Although Phillips' original paper related the rate of growth of nominal wage rates to the unemployment rate, it has become customary to express the Phillips curve a relationship between the inflation rate and the unemployment rate, as shown by the curve PC .The inflation rate is on the vertical axis and the unemployment rate on the horizontal axis.The rationale for a negative relationship between the rate of inflation and the unemployment rate in the short-run is easily seen from the analysis in the preceding Topics in this Lesson. An unexpected expansion of the nominal money supply or decline in the demand for money will increase the long-run equilibrium price level. Workers and firms, unaware that the aggregate demand for output has increased, will increase wages and prices by less than will be required for equilibrium to be achieved. As a result, output and employment will increase above their full-employment or natural levels. As long as some price level response to the increase in aggregate demand occurs, the rate of inflation will increase as the unemployment rate declines.

It is straight-forward to argue that by increasing the rate of money growth and the equilibrium inflation rate, the authorities can induce a reduction in the unemployment rate as workers and firms adjust wages and prices with a lag and the excess demand spills over onto aggregate output. In the 1960s and early 1970s many economists believed that society faced a tradeoff between inflation and unemployment---by tolerating (creating) a higher inflation rate the authorities could engineer a reduction in the unemployment rate. Since unemployment is worse than inflation, an increase in the inflation rate seemed to be a useful cost to bear in promoting a good cause.

It should be obvious from what you have learned in the first three Topics of this Lesson that obtaining a long-run reduction the unemployment by generating a higher inflation rate is an illusion. Once workers and firms realize that the equilibrium rate of inflation has increased they will increase wages and prices by that equilibrium amount and full-employment will be continuously reestablished.
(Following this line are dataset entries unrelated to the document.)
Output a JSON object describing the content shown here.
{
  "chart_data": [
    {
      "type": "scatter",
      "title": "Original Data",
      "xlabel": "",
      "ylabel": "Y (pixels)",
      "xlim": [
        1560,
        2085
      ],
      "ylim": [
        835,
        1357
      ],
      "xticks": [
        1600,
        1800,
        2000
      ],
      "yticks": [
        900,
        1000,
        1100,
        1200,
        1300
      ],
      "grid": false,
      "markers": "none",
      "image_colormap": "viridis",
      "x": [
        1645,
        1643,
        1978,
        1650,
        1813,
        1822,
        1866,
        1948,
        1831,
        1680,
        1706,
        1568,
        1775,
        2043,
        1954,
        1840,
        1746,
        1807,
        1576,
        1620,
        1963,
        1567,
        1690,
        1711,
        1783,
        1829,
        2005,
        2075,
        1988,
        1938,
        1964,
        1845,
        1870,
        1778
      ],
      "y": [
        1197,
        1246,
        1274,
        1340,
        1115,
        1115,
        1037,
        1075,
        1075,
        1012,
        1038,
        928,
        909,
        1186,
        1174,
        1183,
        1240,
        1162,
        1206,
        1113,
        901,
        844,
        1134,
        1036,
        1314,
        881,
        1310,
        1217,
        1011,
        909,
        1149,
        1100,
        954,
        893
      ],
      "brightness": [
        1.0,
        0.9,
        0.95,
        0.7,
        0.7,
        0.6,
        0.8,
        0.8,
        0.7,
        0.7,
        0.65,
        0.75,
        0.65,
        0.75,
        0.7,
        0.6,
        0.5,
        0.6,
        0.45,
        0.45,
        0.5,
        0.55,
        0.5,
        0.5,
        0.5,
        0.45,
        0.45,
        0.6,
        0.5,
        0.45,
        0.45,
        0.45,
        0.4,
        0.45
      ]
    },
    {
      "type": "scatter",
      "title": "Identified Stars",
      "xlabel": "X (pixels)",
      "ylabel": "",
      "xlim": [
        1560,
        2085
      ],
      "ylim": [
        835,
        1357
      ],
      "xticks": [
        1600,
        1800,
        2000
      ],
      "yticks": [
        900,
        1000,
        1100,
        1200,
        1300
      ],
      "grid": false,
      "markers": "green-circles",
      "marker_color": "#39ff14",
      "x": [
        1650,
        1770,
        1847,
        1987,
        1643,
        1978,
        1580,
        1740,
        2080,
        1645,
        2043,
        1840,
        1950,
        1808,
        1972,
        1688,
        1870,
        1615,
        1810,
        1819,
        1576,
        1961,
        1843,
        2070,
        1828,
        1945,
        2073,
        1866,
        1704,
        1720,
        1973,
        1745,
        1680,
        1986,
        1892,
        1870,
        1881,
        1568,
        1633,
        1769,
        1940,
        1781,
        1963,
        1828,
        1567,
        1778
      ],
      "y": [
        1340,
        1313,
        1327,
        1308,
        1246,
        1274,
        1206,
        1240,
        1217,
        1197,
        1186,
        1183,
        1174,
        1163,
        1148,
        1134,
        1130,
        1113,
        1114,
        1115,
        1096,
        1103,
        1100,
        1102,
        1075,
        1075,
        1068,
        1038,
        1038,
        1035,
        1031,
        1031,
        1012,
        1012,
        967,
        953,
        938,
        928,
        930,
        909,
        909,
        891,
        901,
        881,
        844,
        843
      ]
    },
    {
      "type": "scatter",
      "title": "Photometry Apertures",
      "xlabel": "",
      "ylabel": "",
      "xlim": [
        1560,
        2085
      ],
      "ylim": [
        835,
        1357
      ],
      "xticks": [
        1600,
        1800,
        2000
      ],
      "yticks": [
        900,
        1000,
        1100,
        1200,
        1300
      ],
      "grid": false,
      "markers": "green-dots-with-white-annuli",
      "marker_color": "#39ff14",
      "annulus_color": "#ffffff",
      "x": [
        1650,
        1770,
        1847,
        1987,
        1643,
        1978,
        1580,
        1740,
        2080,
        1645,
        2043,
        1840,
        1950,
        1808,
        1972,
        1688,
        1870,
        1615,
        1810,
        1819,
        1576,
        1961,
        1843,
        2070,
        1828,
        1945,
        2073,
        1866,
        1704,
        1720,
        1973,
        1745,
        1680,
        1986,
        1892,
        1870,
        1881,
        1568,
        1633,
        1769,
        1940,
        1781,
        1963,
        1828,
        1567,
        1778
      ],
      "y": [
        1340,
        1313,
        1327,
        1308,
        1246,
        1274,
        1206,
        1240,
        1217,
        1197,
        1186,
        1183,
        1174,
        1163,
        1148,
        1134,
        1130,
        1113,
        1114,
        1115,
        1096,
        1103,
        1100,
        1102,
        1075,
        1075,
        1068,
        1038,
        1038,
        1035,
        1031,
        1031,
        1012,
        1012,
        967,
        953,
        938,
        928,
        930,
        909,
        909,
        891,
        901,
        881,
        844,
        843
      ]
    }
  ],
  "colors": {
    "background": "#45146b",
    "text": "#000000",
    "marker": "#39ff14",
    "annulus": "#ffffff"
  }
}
The reduction in the unemployment rate occurs because wage and price setters are misinformed about the state of aggregate demand and fail to increase wages and prices fast enough. Once they learn what is happening workers and firms will adjust wages and prices to fully compensate for the inflation they know is occurring. At that point, unemployment will return to and remain at its natural rate.

To reduce the unemployment rate beyond the short-run, the authorities have to create a further increase in the inflation rate whenever wage and price setters come to anticipate the last increase, and then further again escalate the inflation rate when that increase has become fully anticipated, and so forth. But this too will fail because wage and price setters will come to realize that the government is increasing the equilibrium rate of inflation rate at an accelerating rate and will respond with an equivalent acceleration in the rate at which they increase wages and prices. The level of the Phillips curve thus depends on the expected rate of inflation. Government policy makers do not face a tradeoff between inflation and unemployment in the long run. And, though they face a short-run tradeoff, any attempt to exploit it will ultimately result in a permanent increase in the inflation rate. Moreover, once that permanent increase in the inflation rate has occurred, the government will only be able to eliminate it at the cost of an increase in unemployment above the natural rate.

Because of the problem of credibility, it turns out to be very difficult for governments to reduce their countries' inflation rates without causing temporary increases in unemployment rates. As a result, the short-run tradeoff of inflation for unemployment cannot be usefully exploited if inflation is to be controlled in the long run.